A newly discovered flaw in the popular open source Xen virtualisation hypervisor layer has prompted the Xen Project to urge users to update from the vulnerable version 4.5 to version 4.5.1 as soon as possible.

According to the Xen Project security team, the XSA-135 flaw is a heap overflow in the Quick Emulator code for the PCNET network interface controller.
By overlowing the heap, a guest who has access to an emulated PCNET network device can exploit the vulnerability to hijack the the QEMU process - which runs at elevated privileges in Xen - and take control of the host system.
The flaw follows the discovery of the Venom vulnerability in Xen in May this year, which was also traced back to QEMU.
Venom allowed attackers to overflow data buffers in the virtual floppy disc drive code in QEMU and execute arbitrary code with elevated privileges, making it possible to escape virtual machine security contexts.
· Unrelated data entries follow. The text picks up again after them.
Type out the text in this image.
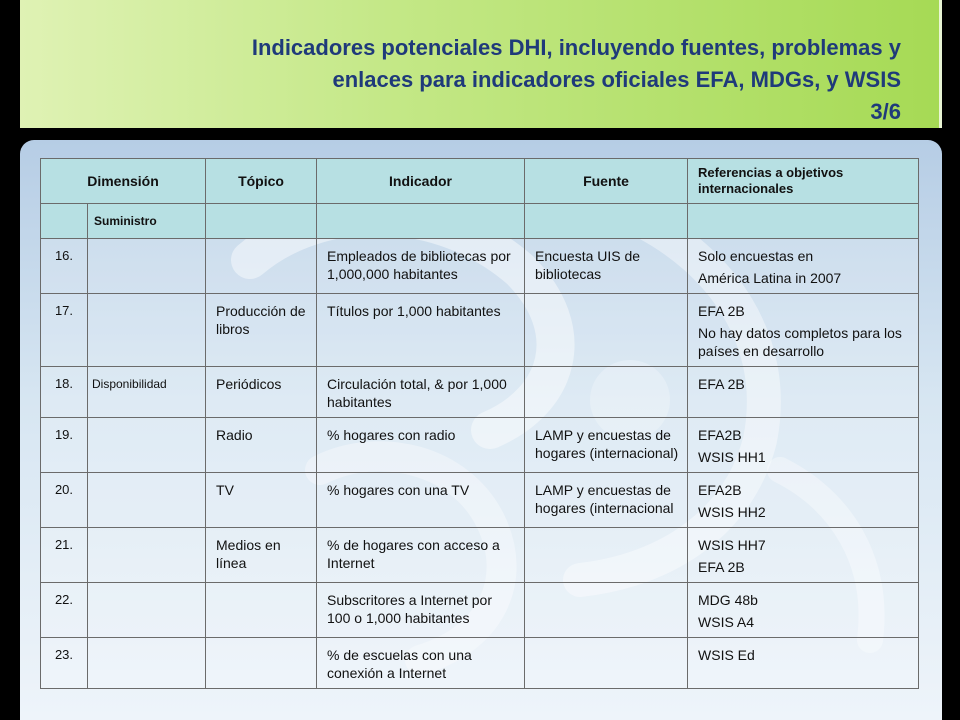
Indicadores potenciales DHI, incluyendo fuentes, problemas y
enlaces para indicadores oficiales EFA, MDGs, y WSIS
3/6
Dimensión		Tópico	Indicador	Fuente	Referencias a objetivos internacionales
	Suministro				
16.			Empleados de bibliotecas por 1,000,000 habitantes	Encuesta UIS de bibliotecas	Solo encuestas en
América Latina in 2007

17.		Producción de libros	Títulos por 1,000 habitantes		EFA 2B
No hay datos completos para los países en desarrollo

18.	Disponibilidad	Periódicos	Circulación total, & por 1,000 habitantes		EFA 2B

19.		Radio	% hogares con radio	LAMP y encuestas de hogares (internacional)	EFA2B
WSIS HH1

20.		TV	% hogares con una TV	LAMP y encuestas de hogares (internacional	EFA2B
WSIS HH2

21.		Medios en línea	% de hogares con acceso a Internet		WSIS HH7
EFA 2B

22.			Subscritores a Internet por 100 o 1,000 habitantes		MDG 48b
WSIS A4

23.			% de escuelas con una conexión a Internet		WSIS Ed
Apart from Xen, Linux KVM and native QEMU clients were all affected by Venom.
However, countermeasures against attacks on hardware emulation are relatively easy to defend against, security researcher Tamas Lengyel of Technical University of Munich, Germany, told iTnews after the Venom vulnerability struck.
A simple configuration change to restrict QEMU code to merely the virtual machine it provides emulation for, a feature called stub domains, is enough stop attackers from getting into the host system, Lengyel noted.
In its security advisory for XSA-135 earlier this month, the Xen Project security team noted that all systems running x86 hardware-assisted virtualisation (HVM) without stub domains are vulnerable to the flaw if the PCNET network interface is enabled.
However, including stub domains would come at the cost of slightly higher memory usage, which in turn would reduce the amount of virtual machines a provider could sell - acting as disincentive to enable the security feature.